A weekly link round-up of sociological work – work by sociologists, referencing sociologists, or just of interest to sociologists. This scatterplot feature is co-produced with Mike Bader.
Higher Education
- TAs at Brandeis have successfully negotiated a union contract.
- Private university spending on administration is growing much faster than enrollments – though some of that spending may pay off for students in terms of graduation rates and placements.
- How to help our new faculty colleagues.
- A student is suing Columbia University and a former Dean for coercing her into a sexual relationship after she went to the Dean to ask for help after having been assaulted.

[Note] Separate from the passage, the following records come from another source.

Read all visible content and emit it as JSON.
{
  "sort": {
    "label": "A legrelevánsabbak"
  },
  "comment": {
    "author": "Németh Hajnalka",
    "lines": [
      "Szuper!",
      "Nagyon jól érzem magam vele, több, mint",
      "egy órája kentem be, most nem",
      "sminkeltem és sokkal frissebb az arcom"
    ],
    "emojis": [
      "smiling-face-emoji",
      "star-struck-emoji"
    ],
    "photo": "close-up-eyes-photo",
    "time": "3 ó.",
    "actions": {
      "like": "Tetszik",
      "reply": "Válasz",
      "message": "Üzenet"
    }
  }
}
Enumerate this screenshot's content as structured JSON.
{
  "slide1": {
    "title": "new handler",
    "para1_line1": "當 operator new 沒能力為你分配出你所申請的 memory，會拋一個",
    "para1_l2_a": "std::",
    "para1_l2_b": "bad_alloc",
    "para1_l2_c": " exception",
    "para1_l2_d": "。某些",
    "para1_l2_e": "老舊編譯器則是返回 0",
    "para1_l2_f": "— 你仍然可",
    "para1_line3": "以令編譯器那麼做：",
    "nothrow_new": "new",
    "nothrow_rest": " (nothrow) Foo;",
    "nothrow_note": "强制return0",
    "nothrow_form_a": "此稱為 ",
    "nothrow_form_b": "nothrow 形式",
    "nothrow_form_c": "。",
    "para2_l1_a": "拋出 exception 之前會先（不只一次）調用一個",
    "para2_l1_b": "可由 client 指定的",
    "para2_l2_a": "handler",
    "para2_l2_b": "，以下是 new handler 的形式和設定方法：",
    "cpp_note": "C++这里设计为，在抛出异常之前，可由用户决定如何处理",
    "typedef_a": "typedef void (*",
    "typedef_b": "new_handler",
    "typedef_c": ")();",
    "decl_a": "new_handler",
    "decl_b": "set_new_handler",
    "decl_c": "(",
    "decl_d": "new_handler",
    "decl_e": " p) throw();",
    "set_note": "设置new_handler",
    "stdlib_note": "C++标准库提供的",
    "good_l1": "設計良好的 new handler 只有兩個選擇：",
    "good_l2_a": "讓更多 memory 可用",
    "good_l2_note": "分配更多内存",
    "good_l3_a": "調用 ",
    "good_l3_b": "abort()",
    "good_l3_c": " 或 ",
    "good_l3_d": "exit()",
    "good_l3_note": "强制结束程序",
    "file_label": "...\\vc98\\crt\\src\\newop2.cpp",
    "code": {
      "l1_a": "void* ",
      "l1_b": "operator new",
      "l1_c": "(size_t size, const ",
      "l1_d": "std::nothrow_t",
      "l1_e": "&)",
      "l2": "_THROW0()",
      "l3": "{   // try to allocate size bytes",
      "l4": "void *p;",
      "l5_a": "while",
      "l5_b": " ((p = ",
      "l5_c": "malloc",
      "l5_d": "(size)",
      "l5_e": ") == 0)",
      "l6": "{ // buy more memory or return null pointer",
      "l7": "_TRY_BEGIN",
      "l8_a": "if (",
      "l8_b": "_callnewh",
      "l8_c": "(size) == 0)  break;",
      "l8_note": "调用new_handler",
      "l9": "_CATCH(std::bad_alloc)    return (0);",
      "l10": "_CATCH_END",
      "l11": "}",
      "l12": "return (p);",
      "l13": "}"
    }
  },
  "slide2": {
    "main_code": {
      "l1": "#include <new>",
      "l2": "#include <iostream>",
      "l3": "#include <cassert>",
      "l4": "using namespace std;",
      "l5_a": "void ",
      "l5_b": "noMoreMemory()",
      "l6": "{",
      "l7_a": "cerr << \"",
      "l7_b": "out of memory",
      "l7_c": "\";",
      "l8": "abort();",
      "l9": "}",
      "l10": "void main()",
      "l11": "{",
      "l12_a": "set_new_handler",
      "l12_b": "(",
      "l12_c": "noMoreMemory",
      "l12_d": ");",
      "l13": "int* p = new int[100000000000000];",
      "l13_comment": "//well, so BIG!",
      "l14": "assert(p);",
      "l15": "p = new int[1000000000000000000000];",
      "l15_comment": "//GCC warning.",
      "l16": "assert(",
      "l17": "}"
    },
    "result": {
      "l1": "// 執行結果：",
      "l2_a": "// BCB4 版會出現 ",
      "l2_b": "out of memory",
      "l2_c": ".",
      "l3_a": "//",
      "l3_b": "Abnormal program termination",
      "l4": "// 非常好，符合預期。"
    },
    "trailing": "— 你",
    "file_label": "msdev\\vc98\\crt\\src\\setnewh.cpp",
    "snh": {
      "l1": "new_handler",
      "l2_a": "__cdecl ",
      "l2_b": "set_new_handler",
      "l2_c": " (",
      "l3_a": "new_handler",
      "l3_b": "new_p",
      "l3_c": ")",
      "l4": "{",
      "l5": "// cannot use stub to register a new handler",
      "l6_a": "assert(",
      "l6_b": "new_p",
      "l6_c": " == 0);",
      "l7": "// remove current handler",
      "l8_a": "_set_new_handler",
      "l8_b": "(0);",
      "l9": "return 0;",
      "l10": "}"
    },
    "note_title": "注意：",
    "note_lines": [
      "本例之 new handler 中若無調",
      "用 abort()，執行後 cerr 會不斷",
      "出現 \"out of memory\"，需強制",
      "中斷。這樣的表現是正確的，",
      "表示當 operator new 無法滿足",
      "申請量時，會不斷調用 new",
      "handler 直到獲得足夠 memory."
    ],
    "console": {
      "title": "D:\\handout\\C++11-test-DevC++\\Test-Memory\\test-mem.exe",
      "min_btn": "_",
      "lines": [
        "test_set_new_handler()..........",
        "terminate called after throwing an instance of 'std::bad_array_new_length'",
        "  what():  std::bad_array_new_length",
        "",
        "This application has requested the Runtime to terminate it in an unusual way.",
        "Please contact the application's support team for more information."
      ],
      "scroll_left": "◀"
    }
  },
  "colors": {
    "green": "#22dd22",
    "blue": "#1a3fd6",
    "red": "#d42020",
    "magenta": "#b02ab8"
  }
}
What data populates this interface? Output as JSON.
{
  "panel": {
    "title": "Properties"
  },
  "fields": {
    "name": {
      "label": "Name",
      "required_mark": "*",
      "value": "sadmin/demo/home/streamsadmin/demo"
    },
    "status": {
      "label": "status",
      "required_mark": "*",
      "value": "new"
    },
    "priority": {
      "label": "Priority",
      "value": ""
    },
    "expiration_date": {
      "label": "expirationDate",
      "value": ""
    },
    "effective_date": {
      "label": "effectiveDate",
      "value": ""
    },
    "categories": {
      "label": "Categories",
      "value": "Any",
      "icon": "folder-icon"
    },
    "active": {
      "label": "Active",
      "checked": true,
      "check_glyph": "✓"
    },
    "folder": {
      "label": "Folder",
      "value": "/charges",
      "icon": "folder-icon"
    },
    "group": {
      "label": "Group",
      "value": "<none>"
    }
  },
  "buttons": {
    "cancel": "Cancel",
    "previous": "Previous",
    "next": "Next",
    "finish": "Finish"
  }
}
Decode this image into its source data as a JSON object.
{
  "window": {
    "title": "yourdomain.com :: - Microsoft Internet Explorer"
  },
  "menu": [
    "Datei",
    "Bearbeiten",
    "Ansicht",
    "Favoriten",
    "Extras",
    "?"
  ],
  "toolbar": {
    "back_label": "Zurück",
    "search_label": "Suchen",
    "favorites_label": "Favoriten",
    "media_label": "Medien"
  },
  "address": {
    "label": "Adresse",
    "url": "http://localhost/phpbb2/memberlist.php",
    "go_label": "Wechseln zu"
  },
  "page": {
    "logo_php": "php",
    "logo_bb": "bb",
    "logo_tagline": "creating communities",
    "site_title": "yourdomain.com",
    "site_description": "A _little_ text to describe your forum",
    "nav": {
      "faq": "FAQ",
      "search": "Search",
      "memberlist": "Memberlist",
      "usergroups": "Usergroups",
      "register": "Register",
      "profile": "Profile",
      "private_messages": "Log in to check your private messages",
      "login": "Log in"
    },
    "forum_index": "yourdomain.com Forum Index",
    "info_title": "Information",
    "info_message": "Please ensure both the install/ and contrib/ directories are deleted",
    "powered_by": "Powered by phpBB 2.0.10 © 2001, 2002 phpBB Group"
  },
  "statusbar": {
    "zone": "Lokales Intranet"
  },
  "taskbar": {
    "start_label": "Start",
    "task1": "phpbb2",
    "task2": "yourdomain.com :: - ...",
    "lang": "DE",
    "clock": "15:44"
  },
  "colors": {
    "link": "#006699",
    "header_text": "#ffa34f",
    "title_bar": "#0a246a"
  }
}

- “In this way, Avital’s case has become a strange referendum on literary study. Generations of scholars have been suckled at the teat of interpretation: We spend our days parsing commas and decoding metaphors. We get high on finding meaning others can’t. We hoard it, like dragons. We would be intellectually humiliated to learn that the truth was plain: that Avital quite simply sexually harassed her student, just as described. Sometimes analysis is simply denial with more words.” Andrea Long Chu has an amazing essay about working with Avital Ronell, and inequality and power in elite humanities spaces.
Race and Racism
- Margaret Hagerman discusses her new book, White Kids, about how privilege white teenagers learn about race in their segregated environments.
- The sisterhood behind the Brotherhood of Sleeping Car Porters. (And for another woman who made A. Philip Randolph’s historic work possible, read Mary Scanlon’s biography of Anna Arnold Hedgeman Until There Is Justice.)
Sex, Gender, and Sexism
- California became the first state to condemn medically unnecessary surgeries for intersex children.
- Julia Serano takes a critical look at research on “rapid onset gender dysphoria”, a category which emerged in anti-trans internet fora.
- “Lean in”-style career advice for women is basically gaslighting, and emphasizing such advice leads people to downplay structural explanations for & solutions to gender inequality in the workplace.
Political Economy
- Justin Fox reviews the history of worker representation on corporate boards in Germany, which it turns out resulted in part from all of the managers having been Nazis, in contrast to the trade unions, and follows up with a piece on why the US didn’t follow the same path.
- Vanessa Williamson looks at how the Republican tax cuts will affect their electoral prospects, arguing that the short-term effect rates to be small, but the long term effect may be larger as the tax cuts will lead to more extremely rich people willing to back the GOP.